David Cameron's Tories are looking to strengthen the institution of marriage rather than make it easier to divorce, in the run-up to the general election.

Growing evidence exposes that a fault basis for divorce drives couples to the courts to settle their differences. Lawyers told a consumer law portal that families would suffer far less during the separation, if a wife and husband did not have to blame one sole party and instead proceed to a quick divorce.

Lawyers speak out

One lawyer noted that the UK is slow to follow other countries with the law: “England and Wales lag behind many other jurisdictions in not having a mutual consent option or no fault approach which does not involve a substantial waiting period, and it is time it came into line with many other jurisdictions,” said Suzanne Kingston, head of a family law firm.

Ms Kingston said the reason for a divorce is always immaterial to the real concerns which need to be addressed, and the lack of co-operation between the couple can lead to traumatic, lengthy and costly proceedings to resolve property and financial matters.

“A civilised society deserves a civilised divorce process which encourages people to look forward rather than what happened in the past. People divorce for many different reasons, not because of the nature of the divorce process itself.”She stated. She furthered that children were often the first to suffer in a hostile divorce.

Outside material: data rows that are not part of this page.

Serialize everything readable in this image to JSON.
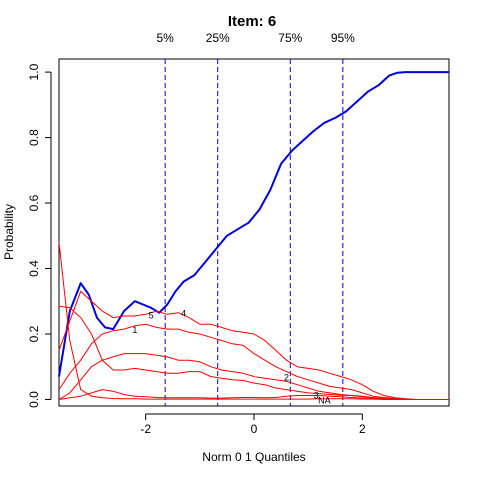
{
  "chart_data": {
    "type": "line",
    "title": "Item:  6",
    "xlabel": "Norm 0 1 Quantiles",
    "ylabel": "Probability",
    "xlim": [
      -3.6,
      3.6
    ],
    "ylim": [
      -0.02,
      1.04
    ],
    "xticks": [
      -2,
      0,
      2
    ],
    "yticks": [
      0.0,
      0.2,
      0.4,
      0.6,
      0.8,
      1.0
    ],
    "grid": false,
    "quantile_lines": [
      {
        "label": "5%",
        "x": -1.64
      },
      {
        "label": "25%",
        "x": -0.67
      },
      {
        "label": "75%",
        "x": 0.67
      },
      {
        "label": "95%",
        "x": 1.64
      }
    ],
    "colors": {
      "main": "#0000dd",
      "options": "#ff0000",
      "quantile": "#0000dd",
      "axis": "#000000"
    },
    "series": [
      {
        "label": "",
        "color": "#0000dd",
        "width": 2,
        "x": [
          -3.6,
          -3.4,
          -3.2,
          -3.05,
          -2.9,
          -2.75,
          -2.6,
          -2.4,
          -2.2,
          -2.05,
          -1.9,
          -1.75,
          -1.6,
          -1.45,
          -1.3,
          -1.1,
          -0.9,
          -0.7,
          -0.5,
          -0.3,
          -0.1,
          0.1,
          0.3,
          0.5,
          0.7,
          0.9,
          1.1,
          1.3,
          1.5,
          1.7,
          1.9,
          2.1,
          2.3,
          2.5,
          2.65,
          2.8,
          3.0,
          3.2,
          3.4,
          3.6
        ],
        "y": [
          0.07,
          0.27,
          0.355,
          0.32,
          0.25,
          0.22,
          0.215,
          0.27,
          0.3,
          0.29,
          0.28,
          0.265,
          0.29,
          0.33,
          0.36,
          0.38,
          0.42,
          0.46,
          0.5,
          0.52,
          0.54,
          0.58,
          0.64,
          0.72,
          0.76,
          0.79,
          0.82,
          0.845,
          0.86,
          0.88,
          0.91,
          0.94,
          0.96,
          0.99,
          0.998,
          1.0,
          1.0,
          1.0,
          1.0,
          1.0
        ]
      },
      {
        "label": "1",
        "label_x": -2.2,
        "label_y": 0.215,
        "color": "#ff0000",
        "width": 1,
        "x": [
          -3.6,
          -3.4,
          -3.2,
          -3.0,
          -2.8,
          -2.6,
          -2.4,
          -2.2,
          -2.0,
          -1.8,
          -1.6,
          -1.4,
          -1.2,
          -1.0,
          -0.8,
          -0.6,
          -0.4,
          -0.2,
          0.0,
          0.2,
          0.4,
          0.6,
          0.8,
          1.0,
          1.2,
          1.4,
          1.6,
          1.8,
          2.0,
          2.2,
          2.4,
          2.6,
          2.8,
          3.0,
          3.6
        ],
        "y": [
          0.03,
          0.08,
          0.12,
          0.17,
          0.2,
          0.21,
          0.215,
          0.225,
          0.23,
          0.22,
          0.215,
          0.215,
          0.205,
          0.2,
          0.19,
          0.18,
          0.17,
          0.165,
          0.14,
          0.12,
          0.1,
          0.085,
          0.07,
          0.06,
          0.05,
          0.04,
          0.035,
          0.03,
          0.02,
          0.01,
          0.006,
          0.003,
          0.001,
          0.0,
          0.0
        ]
      },
      {
        "label": "2",
        "label_x": 0.6,
        "label_y": 0.07,
        "color": "#ff0000",
        "width": 1,
        "x": [
          -3.6,
          -3.4,
          -3.2,
          -3.0,
          -2.8,
          -2.6,
          -2.4,
          -2.2,
          -2.0,
          -1.8,
          -1.6,
          -1.4,
          -1.2,
          -1.0,
          -0.8,
          -0.6,
          -0.4,
          -0.2,
          0.0,
          0.2,
          0.4,
          0.6,
          0.8,
          1.0,
          1.2,
          1.4,
          1.6,
          1.8,
          2.0,
          2.2,
          2.4,
          2.6,
          2.8,
          3.0,
          3.6
        ],
        "y": [
          0.0,
          0.02,
          0.06,
          0.1,
          0.12,
          0.13,
          0.14,
          0.14,
          0.14,
          0.135,
          0.13,
          0.12,
          0.12,
          0.115,
          0.1,
          0.09,
          0.085,
          0.08,
          0.07,
          0.065,
          0.06,
          0.055,
          0.045,
          0.035,
          0.025,
          0.02,
          0.015,
          0.012,
          0.008,
          0.005,
          0.003,
          0.002,
          0.001,
          0.0,
          0.0
        ]
      },
      {
        "label": "3",
        "label_x": 1.15,
        "label_y": 0.015,
        "color": "#ff0000",
        "width": 1,
        "x": [
          -3.6,
          -3.4,
          -3.2,
          -3.0,
          -2.8,
          -2.6,
          -2.4,
          -2.2,
          -2.0,
          -1.8,
          -1.6,
          -1.4,
          -1.2,
          -1.0,
          -0.8,
          -0.6,
          -0.4,
          -0.2,
          0.0,
          0.2,
          0.4,
          0.6,
          0.8,
          1.0,
          1.2,
          1.4,
          1.6,
          1.8,
          2.0,
          2.2,
          2.4,
          2.6,
          2.8,
          3.0,
          3.6
        ],
        "y": [
          0.0,
          0.005,
          0.01,
          0.02,
          0.03,
          0.025,
          0.015,
          0.01,
          0.008,
          0.006,
          0.005,
          0.005,
          0.005,
          0.005,
          0.004,
          0.004,
          0.005,
          0.006,
          0.006,
          0.005,
          0.006,
          0.01,
          0.012,
          0.012,
          0.012,
          0.01,
          0.008,
          0.006,
          0.004,
          0.003,
          0.002,
          0.001,
          0.0,
          0.0,
          0.0
        ]
      },
      {
        "label": "4",
        "label_x": -1.3,
        "label_y": 0.265,
        "color": "#ff0000",
        "width": 1,
        "x": [
          -3.6,
          -3.4,
          -3.2,
          -3.0,
          -2.8,
          -2.6,
          -2.4,
          -2.2,
          -2.0,
          -1.8,
          -1.6,
          -1.4,
          -1.2,
          -1.0,
          -0.8,
          -0.6,
          -0.4,
          -0.2,
          0.0,
          0.2,
          0.4,
          0.6,
          0.8,
          1.0,
          1.2,
          1.4,
          1.6,
          1.8,
          2.0,
          2.2,
          2.4,
          2.6,
          2.8,
          3.0,
          3.6
        ],
        "y": [
          0.15,
          0.24,
          0.33,
          0.3,
          0.27,
          0.25,
          0.255,
          0.255,
          0.26,
          0.27,
          0.26,
          0.265,
          0.25,
          0.23,
          0.23,
          0.22,
          0.21,
          0.205,
          0.2,
          0.18,
          0.15,
          0.12,
          0.1,
          0.095,
          0.09,
          0.08,
          0.07,
          0.06,
          0.045,
          0.025,
          0.012,
          0.005,
          0.002,
          0.0,
          0.0
        ]
      },
      {
        "label": "5",
        "label_x": -1.9,
        "label_y": 0.26,
        "color": "#ff0000",
        "width": 1,
        "x": [
          -3.6,
          -3.4,
          -3.2,
          -3.0,
          -2.8,
          -2.6,
          -2.4,
          -2.2,
          -2.0,
          -1.8,
          -1.6,
          -1.4,
          -1.2,
          -1.0,
          -0.8,
          -0.6,
          -0.4,
          -0.2,
          0.0,
          0.2,
          0.4,
          0.6,
          0.8,
          1.0,
          1.2,
          1.4,
          1.6,
          1.8,
          2.0,
          2.2,
          2.4,
          2.6,
          2.8,
          3.0,
          3.6
        ],
        "y": [
          0.285,
          0.28,
          0.25,
          0.2,
          0.12,
          0.09,
          0.09,
          0.095,
          0.09,
          0.085,
          0.08,
          0.08,
          0.085,
          0.085,
          0.07,
          0.065,
          0.06,
          0.058,
          0.05,
          0.045,
          0.035,
          0.03,
          0.025,
          0.02,
          0.018,
          0.015,
          0.013,
          0.012,
          0.01,
          0.006,
          0.003,
          0.001,
          0.0,
          0.0,
          0.0
        ]
      },
      {
        "label": "NA",
        "label_x": 1.3,
        "label_y": 0.0,
        "color": "#ff0000",
        "width": 1,
        "x": [
          -3.6,
          -3.4,
          -3.2,
          -3.0,
          -2.8,
          -2.6,
          -2.4,
          -2.2,
          -2.0,
          -1.8,
          -1.6,
          -1.4,
          -1.2,
          -1.0,
          -0.8,
          -0.6,
          -0.4,
          -0.2,
          0.0,
          0.2,
          0.4,
          0.6,
          0.8,
          1.0,
          1.2,
          1.4,
          1.6,
          1.8,
          2.0,
          2.2,
          2.4,
          2.6,
          2.8,
          3.0,
          3.6
        ],
        "y": [
          0.48,
          0.18,
          0.03,
          0.01,
          0.005,
          0.003,
          0.002,
          0.002,
          0.001,
          0.001,
          0.001,
          0.001,
          0.001,
          0.001,
          0.001,
          0.001,
          0.001,
          0.001,
          0.001,
          0.001,
          0.001,
          0.001,
          0.001,
          0.001,
          0.002,
          0.002,
          0.002,
          0.002,
          0.001,
          0.001,
          0.0,
          0.0,
          0.0,
          0.0,
          0.0
        ]
      }
    ]
  }
}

2009 saw more children feeling the brunt of the unhappy home, with 66% of divorce lawyers reporting an increase in child-related issues including a rise in international abductions.

Nicholas Longford, chair of Resolution, which represents family lawyers, commented: “Anyone not wanting to wait two years or more for a divorce has to prove 'unreasonable behaviour' or adultery on the part of their husband and wife. Although for some couples this is appropriate, for many it simply adds animosity and more heartache to an already distressing process.”